The case with Marcos would seem the less aberrant one. His father had ruled for 20 years, 14 of them as a dictator, and left his orphans a considerable electoral base of cronies and other beneficiaries; not counted yet are voters from among the impressionable youth who had been kept in the dark or lied to about the wholesale murder and plunder of the martial law years, years before their time.
In fact the omission was so grievous, and the lies so apparently credible, that the Marcos heirs have been afforded an easy time rehabilitating themselves socially and politically. Ferdinand Jr. himself is running for vice president from senator; his rise, in other words, is not at all for no reason.
With Duterte, the case is something else altogether.
In all my 50 years as a voter, I’ve seen no one like him and nothing like the groundswell he has inspired. He has found his constituency of foul-mouthed, bellicose adorers, whose vast number is validated by the polls and whose own pathology is revealed largely on Facebook and Twitter.
Hitherto mostly known only in general legend, as the murder-squad-leading mayor of the southern city of Davao, far down the archipelago, Duterte is now proving with his every appearance on the national stage as a presidential candidate that he has been sold short.
Although running on a one-dimensional reputation, as a crime buster, a one-trick pony, as it were, he seems only too eager to show that he is special, even unique, in that species. For one thing, he can talk, and has learned to use that human ability as a pony uses his hooves.
Francis himself got it. Duterte knocked the pope’s Philippine visit as having only caused to further snarl traffic, and punctuated his profound observation, as his wont, with his favorite curse word, the one that debases all mothers.
In fact he habitually salaciously abuses womankind in thought, in word and in deed. He smooches women who happen to have positioned themselves close enough to him to be presumed fair game by his sexist standards. Even a dead missionary, a victim of rape and murder, didn’t fail to excite his lecherous instincts—how could a woman so pretty, he remarked, have escaped his notice?
Listening to him, you would think him desperate to be detested, desperate to lose the election and thus have an excuse to perhaps retire on the excess of his campaign booty.
Is Rodrigo Duterte for real? Apparently he is—that is to say, he is, for real, not quite right. That, in fact, is the general finding in the clinical diagnosis admitted into evidence in the marriage-annulment suit brought, and won, by Duterte’s wife (ABS-CBN posted it online).

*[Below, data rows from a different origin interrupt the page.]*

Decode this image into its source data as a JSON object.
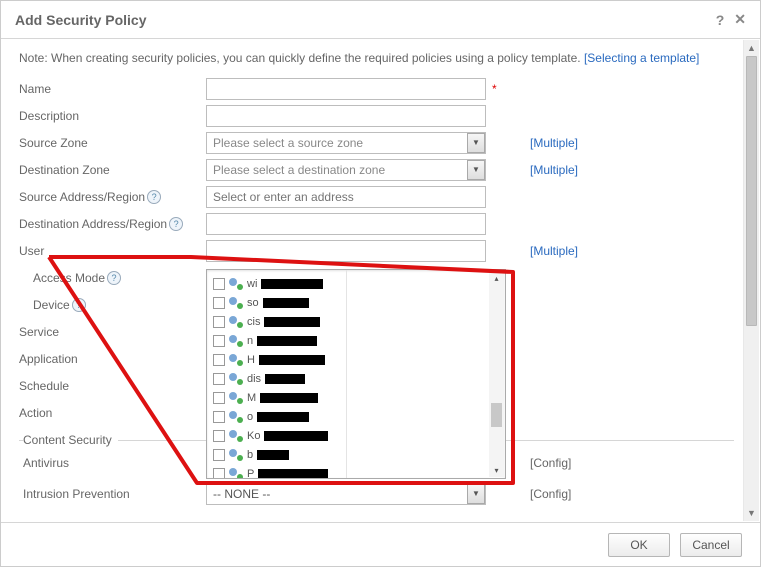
{
  "header": {
    "title": "Add Security Policy"
  },
  "note": {
    "text": "Note: When creating security policies, you can quickly define the required policies using a policy template. ",
    "link": "[Selecting a template]"
  },
  "labels": {
    "name": "Name",
    "description": "Description",
    "sourceZone": "Source Zone",
    "destZone": "Destination Zone",
    "sourceAddr": "Source Address/Region",
    "destAddr": "Destination Address/Region",
    "user": "User",
    "accessMode": "Access Mode",
    "device": "Device",
    "service": "Service",
    "application": "Application",
    "schedule": "Schedule",
    "action": "Action",
    "contentSecurity": "Content Security",
    "antivirus": "Antivirus",
    "intrusion": "Intrusion Prevention"
  },
  "placeholders": {
    "sourceZone": "Please select a source zone",
    "destZone": "Please select a destination zone",
    "sourceAddr": "Select or enter an address",
    "none": "-- NONE --"
  },
  "links": {
    "multiple": "[Multiple]",
    "config": "[Config]"
  },
  "userList": [
    {
      "prefix": "wi",
      "redactW": 62
    },
    {
      "prefix": "so",
      "redactW": 46
    },
    {
      "prefix": "cis",
      "redactW": 56
    },
    {
      "prefix": "n",
      "redactW": 60
    },
    {
      "prefix": "H",
      "redactW": 66
    },
    {
      "prefix": "dis",
      "redactW": 40
    },
    {
      "prefix": "M",
      "redactW": 58
    },
    {
      "prefix": "o",
      "redactW": 52
    },
    {
      "prefix": "Ko",
      "redactW": 64
    },
    {
      "prefix": "b",
      "redactW": 32
    },
    {
      "prefix": "P",
      "redactW": 70
    }
  ],
  "buttons": {
    "ok": "OK",
    "cancel": "Cancel"
  }
}
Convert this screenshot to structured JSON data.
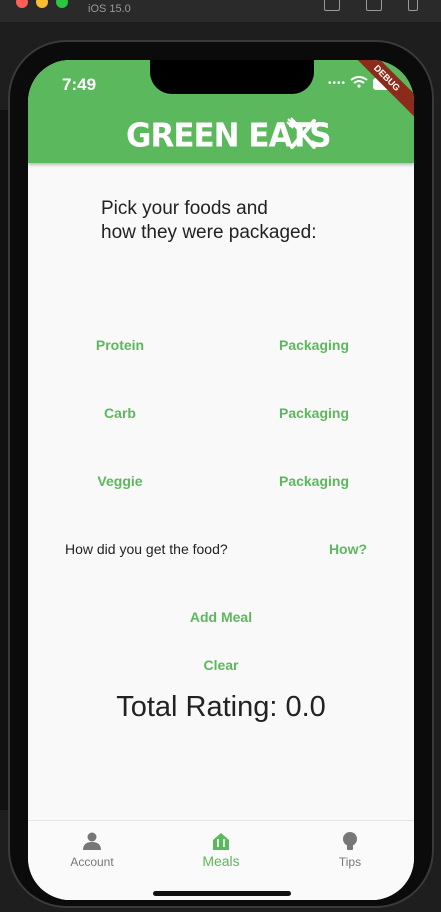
{
  "simulator": {
    "os_version": "iOS 15.0"
  },
  "status_bar": {
    "time": "7:49",
    "debug_banner": "DEBUG"
  },
  "app_bar": {
    "title": "GREEN EATS",
    "logo_icon": "fork-knife-icon",
    "color": "#5cb85c"
  },
  "main": {
    "prompt": "Pick your foods and\nhow they were packaged:",
    "rows": [
      {
        "food": "Protein",
        "packaging": "Packaging"
      },
      {
        "food": "Carb",
        "packaging": "Packaging"
      },
      {
        "food": "Veggie",
        "packaging": "Packaging"
      }
    ],
    "delivery_question": "How did you get the food?",
    "delivery_button": "How?",
    "add_meal": "Add Meal",
    "clear": "Clear",
    "total_rating": "Total Rating: 0.0"
  },
  "bottom_nav": {
    "items": [
      {
        "label": "Account",
        "icon": "person-icon",
        "active": false
      },
      {
        "label": "Meals",
        "icon": "restaurant-icon",
        "active": true
      },
      {
        "label": "Tips",
        "icon": "lightbulb-icon",
        "active": false
      }
    ]
  }
}
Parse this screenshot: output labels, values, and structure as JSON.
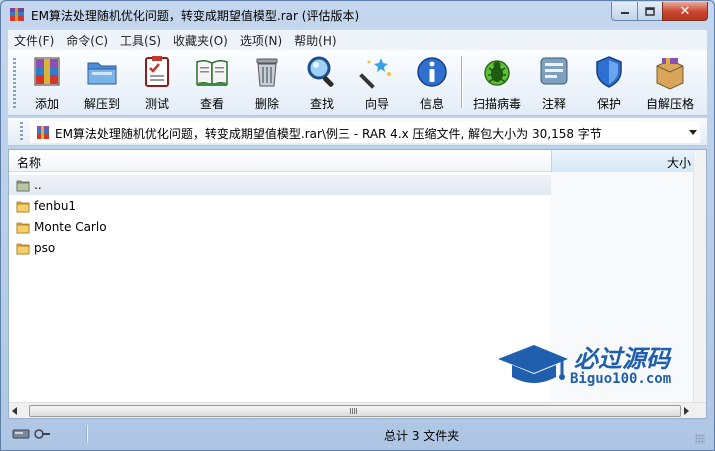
{
  "window": {
    "title": "EM算法处理随机优化问题，转变成期望值模型.rar (评估版本)",
    "accent": "#bcd2ea"
  },
  "menu": [
    "文件(F)",
    "命令(C)",
    "工具(S)",
    "收藏夹(O)",
    "选项(N)",
    "帮助(H)"
  ],
  "toolbar": {
    "add": "添加",
    "extract_to": "解压到",
    "test": "测试",
    "view": "查看",
    "delete": "删除",
    "find": "查找",
    "wizard": "向导",
    "info": "信息",
    "virus_scan": "扫描病毒",
    "comment": "注释",
    "protect": "保护",
    "sfx": "自解压格"
  },
  "address": {
    "text": "EM算法处理随机优化问题，转变成期望值模型.rar\\例三 - RAR 4.x 压缩文件, 解包大小为 30,158 字节"
  },
  "list": {
    "col_name": "名称",
    "col_size": "大小",
    "rows": [
      {
        "name": "..",
        "type": "parent-folder"
      },
      {
        "name": "fenbu1",
        "type": "folder"
      },
      {
        "name": "Monte Carlo",
        "type": "folder"
      },
      {
        "name": "pso",
        "type": "folder"
      }
    ]
  },
  "watermark": {
    "title": "必过源码",
    "sub": "Biguo100.com"
  },
  "status": {
    "summary": "总计 3 文件夹"
  },
  "icons": {
    "app": "winrar-icon",
    "folder": "folder-icon",
    "parent": "parent-folder-icon"
  }
}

In it the eminent psychiatrist Natividad Dayan pronounced him afflicted with “Antisocial Narcissistic Personality Disorder.” The condition is characterized—wouldn’t you have guessed?—by “gross indifference, insensitivity and self-centeredness,” by a “grandiose sense of self-entitlement,” by “manipulative behaviors,” and by a “pervasive tendency to demean [and] humiliate others, and violate their rights and feelings.”
No wonder Rodrigo Duterte does not care to make any concessions to propriety, civility or decency; he has no normal sense of any of those virtues.
In any case, as the polls tend to show, his hordes are predisposed to take him as he is, disorder and all. But what does that make them? Necessarily, a voter’s choice reflects on him, but to what extent?
While it’s unfair admittedly to presume an identical pathology between Duterte and his voter, it’s reasonable enough, I would think, to suspect something amiss somehow with the voter. But then, again, it’s something that has to be put in the context of certain realities—realities of class and outrageous fortune mainly.
The schooled and well-off Duterte voter may have no excuse, but the unschooled and impoverished one is hardly to blame. Trapped in his miserable circumstances for too long, he tends to gamble with his vote—and everything else he’s got, really—and is thus easily fooled by a Duterte and his promised Ponzi shortcut to redemption.
I’ve seen many of the likes of him; still, some of them, for all their privations, have proved themselves open to reason and capable of healthier discernment than Duterte himself. But others are simply too deeply lost.
Aling Mayet of Taguig, one in my audience, is typical: “Ah, basta, Duterte-Marcos!”
She is entranced, perversely in love, unredeemable for now.